Azure Functions で Web API を作成する

Azure Functions では、単機能の Web API やバッチを作成することができます。
とくに、Web アプリケーション全体を構築する必要がなく、開発者が管理するのは関数のソースコードのみで済むという利点があります。

Azure Functions で関数を作成するための詳細の手順は Azure Portal で初めての関数を作成するに記載されていますが、
概略は以下の通りです。

  • Function App を作成する
    • この段階では、Web サイトが作成されるのみ
    • Web サイトとして作成されるため、名前はグローバルに一意でなければならない
  • 関数を作成する
    • 一つの Function App に、複数の関数を作成できる
    • シナリオに応じてテンプレートを選択する
    • 言語が C# の場合、関数は、拡張子が「.csx」のファイルで表される
    • このポータル上で、コードの修正とテストができる

Azure-Functions-App  Azure-Functions-Files

 

以下では、Web API を作成するときに選択できるテンプレートについて書いていきます。
Web API を作成するには、「HTTP トリガー」を利用することになります。

Azure-Functions-Templates-API

HTTP トリガーでは、以下のことができます。

  • 利用できる HTTP メソッド (GET, POST など) を指定できる
  • 「Shops/{id:int?}」 のように URL ルーティングを指定できる (パラメーターは Run メソッドの引数になる)
  • 応答の本文は JSON になる。

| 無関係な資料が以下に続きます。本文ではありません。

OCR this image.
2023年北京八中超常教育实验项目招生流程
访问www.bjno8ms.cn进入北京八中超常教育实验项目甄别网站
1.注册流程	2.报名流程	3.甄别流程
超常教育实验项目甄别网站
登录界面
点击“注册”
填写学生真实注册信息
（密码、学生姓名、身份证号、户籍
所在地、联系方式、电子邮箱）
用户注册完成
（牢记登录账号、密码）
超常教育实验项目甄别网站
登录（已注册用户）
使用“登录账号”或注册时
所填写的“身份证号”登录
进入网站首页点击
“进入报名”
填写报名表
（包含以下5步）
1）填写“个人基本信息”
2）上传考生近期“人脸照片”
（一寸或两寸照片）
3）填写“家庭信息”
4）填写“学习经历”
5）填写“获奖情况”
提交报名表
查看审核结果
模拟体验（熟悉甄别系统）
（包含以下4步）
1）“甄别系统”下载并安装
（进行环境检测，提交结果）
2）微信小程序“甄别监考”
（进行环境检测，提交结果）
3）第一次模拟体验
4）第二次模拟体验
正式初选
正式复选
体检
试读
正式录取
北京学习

new { message = "Hello." } のようなオブジェクトも指定できる

HTTP トリガーには、以下のテンプレートがあります。

  • HttpTrigger
    • 汎用の HTTP トリガー
  • HttpTriggerWithParameters
    • パラメーターとしてクエリ文字列を利用する場合のテンプレート
    • HTTP メソッドは GET のみ有効
  • GenericWebHook
    • Webhook のテンプレート
    • 規約上は POST で本文に JSON を送るものだが、かまわず通常の HTTP トリガーとしても使えるっぽい

 

例として、簡単な Web API を作ってみます。

こちらはランダムに自然数を生成するもので、入力データを必要としていません。
HttpTrigger テンプレートから作っています。

using System.Net;
static readonly Random random = new Random();
public static async Task<HttpResponseMessage> Run(HttpRequestMessage req, TraceWriter log)
{
log.Info("C# HTTP trigger function processed a request.");
var n = random.Next(1, 10000);
return req.CreateResponse(HttpStatusCode.OK, n);
}
view raw run.csx hosted with ❤ by GitHub

次は、入力された自然数を素因数分解する関数です。
以前に Bot Framework で Slack の bot を構成するで作成したメソッドを再利用しています。
こちらは GenericWebHook テンプレートから作っており、要求の本文に { "n": 123 } のような JSON が渡される想定です。

using System.Net;
public static async Task<object> Run(HttpRequestMessage req, TraceWriter log)
{
log.Info($"Webhook was triggered!");
dynamic data = await req.Content.ReadAsAsync<object>();
return data?.n == null
? req.CreateResponse(HttpStatusCode.BadRequest, new { error = "Pass n property in the input object." })
: req.CreateResponse(HttpStatusCode.OK, new { result = Factorize(data.n.ToString()) });
}
public static string Factorize(string text)
{
int i;
if (!int.TryParse(text, out i)) return "Send an integer.";
var factorized = Factorize2(Math.Abs(i));
var factorizedString = string.Join("", factorized.Select(p => $"{p.Key}{(p.Value == 1 ? "" : $"^{p.Value}")}"));
return $"{i} = {(i >= 0 ? "" : "-")}{factorizedString}";
}
public static Dictionary<int, int> Factorize2(int x)
{
if (x <= 1) return new Dictionary<int, int> { { x, 1 } };
var d = new Dictionary<int, int>();
for (var i = 2; ; i++)
{
while (x % i == 0)
{
if (d.ContainsKey(i))
d[i]++;
else
d[i] = 1;
x /= i;
if (x == 1)
return d;
}
}
}
view raw run.csx hosted with ❤ by GitHub

本文がテキストの場合は req.Content.ReadAsStringAsync() としてもよいですが、JSON の場合は

dynamic data = await req.Content.ReadAsAsync<object>();

とすればよいでしょう。

また、クエリ文字列からの入力は req.GetQueryNameValuePairs() で読み込むことができます。

 

なお、下図はデータと連携したバッチを作成するときのテンプレートです。

Azure-Functions-Templates-Data

 

次回は、これらの関数を使って Logic Apps で Slack bot を作ってみます。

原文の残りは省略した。